As ‘águias’ traduziram em resultados a harmonia criada em redor de Mourinho, até ao momento em que Vale e Azevedo perdeu em outubro as eleições para Manuel Vilarinho, levando o setubalense, depois de triunfos em Guimarães (4-0) e na receção ao Sporting (3-0), a clarificar o seu futuro perante uma direção comprometida com o treinador Toni.

“Não tenho mágoa, mas fiquei bastante chateado pela oportunidade desperdiçada de o Benfica subir de patamar. O José foi uma revolução à época. Achava de uma importância tremenda que ele permanecesse, pois tínhamos contactado pela primeira vez com essa organização de trabalho, que seria benéfica para um clube modernizado”, observou.

Os dirigentes encararam a exigência como um ultimato inaceitável e recusaram acrescentar um ano ao vínculo contratual da equipa técnica luso-brasileira, que abandonou o Estádio da Luz ao cabo de 76 dias e 11 jogos oficiais em três competições, com o Benfica na sexta posição, com 24 pontos, menos sete do que o líder FC Porto.

“Houve muitas histórias de que o José pôs a faca no pescoço do Manuel Vilarinho, mas ele não exigiu mais dinheiro.

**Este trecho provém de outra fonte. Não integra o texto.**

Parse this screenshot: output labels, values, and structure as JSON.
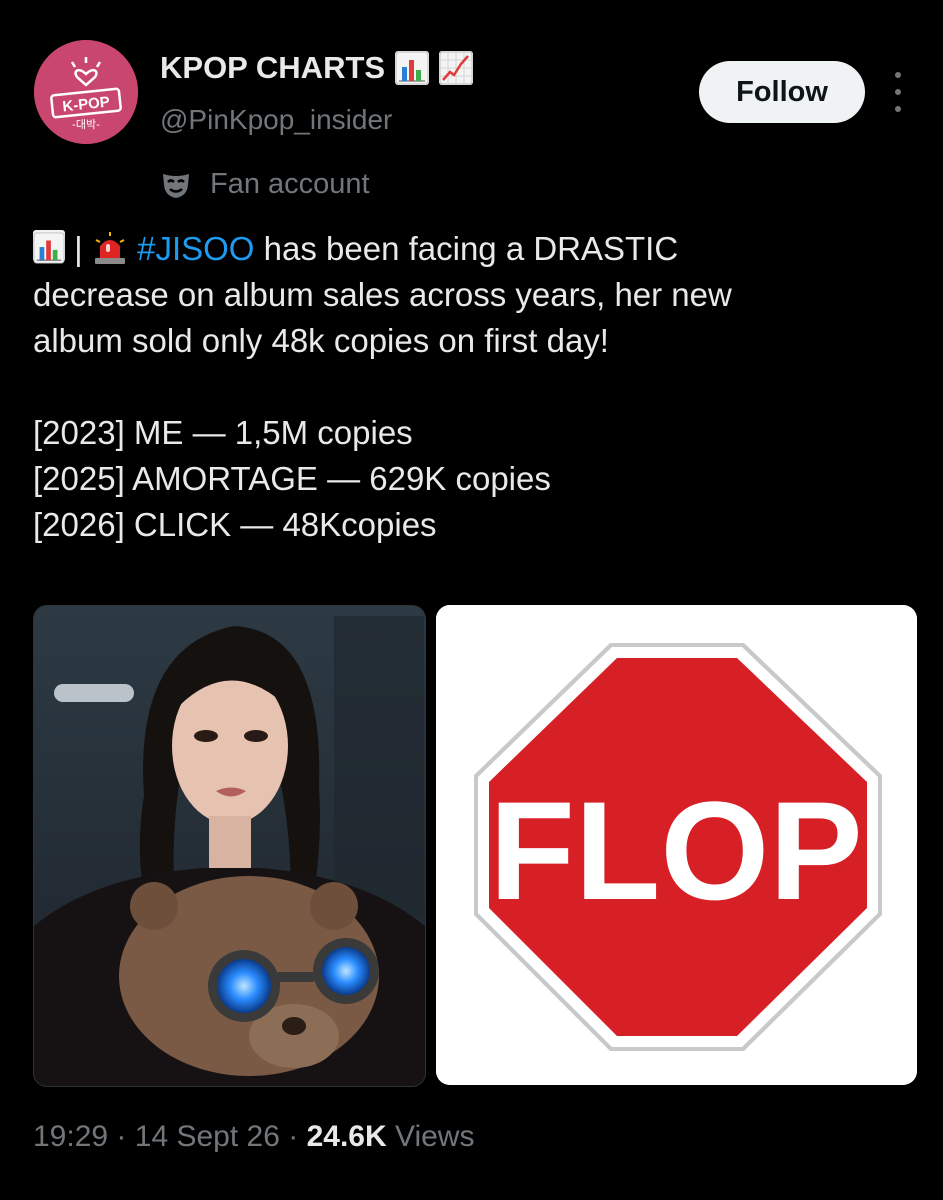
{
  "account": {
    "display_name": "KPOP CHARTS",
    "name_emojis": [
      "bar-chart-emoji",
      "chart-increasing-emoji"
    ],
    "handle": "@PinKpop_insider",
    "label": "Fan account",
    "avatar_text": "K-POP",
    "avatar_subtext": "대박"
  },
  "actions": {
    "follow_label": "Follow"
  },
  "tweet": {
    "prefix_separator": "|",
    "hashtag": "#JISOO",
    "line1_rest": "has been facing a DRASTIC",
    "line2": "decrease on album sales across years, her new",
    "line3": "album sold only 48k copies on first day!",
    "list": [
      "[2023] ME — 1,5M copies",
      "[2025] AMORTAGE — 629K copies",
      "[2026] CLICK — 48Kcopies"
    ]
  },
  "media": {
    "stop_sign_text": "FLOP"
  },
  "meta": {
    "time": "19:29",
    "date": "14 Sept 26",
    "views_count": "24.6K",
    "views_label": "Views",
    "separator": "·"
  },
  "colors": {
    "background": "#000000",
    "text": "#e7e9ea",
    "muted": "#71767b",
    "link": "#1d9bf0",
    "avatar": "#c9466f",
    "stop_red": "#d71f26"
  }
}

Só queria que o deixassem trabalhar para certificar a sua qualidade e mostrar ao público que tinha plenas condições de treinar ali. Percebo que era para se cumprir o pacto com o Toni, mas foi um desperdício muito grande”, lamentou.

Mourinho ficou livre para decidir o futuro, recusou algumas abordagens e permaneceu inativo até ao fim da temporada, optando pela União de Leiria em 2001/02, na qual começou a formar a sua equipa técnica de raiz, com as adições dos adjuntos Baltemar Brito e Rui Faria, que compensaram a relutância de Mozer em rumar à cidade do Lis.

“Como o empresário José Veiga não tinha uma boa relação com o João Bartolomeu, o Jorge Baidek ofereceu o Mourinho ao presidente do Leiria e este não acreditou muito nas suas palavras. Pediu-me para tentar convencê-lo e avisei-o da oportunidade que tinha em ter um dos melhores treinadores do mundo a passar por aquele clube”, partilhou.

O setubalense realizou 19 jornadas no centro do país e rendeu Octávio Machado no FC Porto em janeiro de 2002, com os leirienses instalados no quarto posto, com 34 pontos, um acima dos ‘dragões’ e menos seis do que o futuro campeão nacional Sporting, tendo “começado ali a galgar a escada” rumo a um trilho vitorioso sinalizado por 25 troféus.

“Quem beneficiou com o despedimento de José Mourinho do Benfica foi a União de Leiria. Tudo o que aconteceu aí e no FC Porto, com as duas taças europeias e o bicampeonato, podia ter acontecido na Luz. Na altura, pensei que o Benfica voltaria a ganhar a Liga dos Campeões com um homem realmente fora do comum”, atirou.